Hi i trained an optical music recognition model and wanted to share it here because I think my approach can get improvments and feedback.
Clarity-OMR takes sheet music PDFs and converts them to MusicXML files. The core is a DaViT-Base encoder paired with a custom Transformer decoder that outputs a 487-token music vocabulary. The whole thing runs as a 4-stage pipeline: YOLO for staff detection → DaViT+RoPE decoder for recognition → grammar FSA for constrained beam search → MusicXML export.
Some key design choices:
- Staff-level recognition at 192px height instead of full-page end-to-end (preserves fine detail)
- DoRA rank-64 on all linear layers
- Grammar FSA enforces structural validity during decoding (beat consistency, chord well-formedness)
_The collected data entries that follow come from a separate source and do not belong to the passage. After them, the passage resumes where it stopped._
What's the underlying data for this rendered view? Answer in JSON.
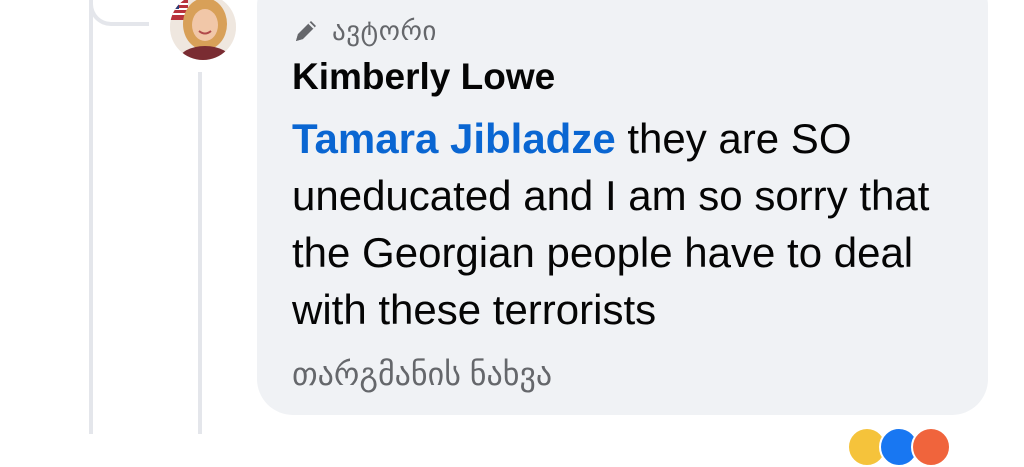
{
  "comment": {
    "badge_label": "ავტორი",
    "badge_icon": "pencil-icon",
    "author_name": "Kimberly Lowe",
    "mention": "Tamara Jibladze",
    "text": " they are SO uneducated and I am so sorry that the Georgian people have to deal with these terrorists",
    "translate_link": "თარგმანის ნახვა"
  },
  "colors": {
    "bubble": "#f0f2f5",
    "mention": "#0a66d2",
    "text": "#050505",
    "secondary": "#65676b",
    "thread_line": "#e4e6eb"
  }
}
I benchmarked against Audiveris on 10 classical piano pieces using mir_eval. It's roughly competitive overall (42.8 vs 44.0 avg quality score), with clear wins on cleaner/more rhythmic scores (69.5 vs 25.9 on Bartók, 66.2 vs 33.9 on The Entertainer) and weaknesses when the notes are not proprely on the stave with cherry picked scores it should out perform audiveris. Details on the benchmark can be found on the huggingface link.
I think there's a ton of room to push this further — better polyphonic training data, smarter grammar constraints, and more diverse synthetic rendering could all help significantly. As well as another approach than the stave by stave one. Or just use a mix of model + vision to get the best score possible.
Everything is open-source:
- Inference: https://github.com/clquwu/Clarity-OMR
- Training: https://github.com/clquwu/Clarity-OMR-Train
- Weights: https://huggingface.co/clquwu/Clarity-OMR
There is much more details in Clarity-OMR-Train about the model itself the code is a bit messy beceause it's literraly all the code i've produced for it.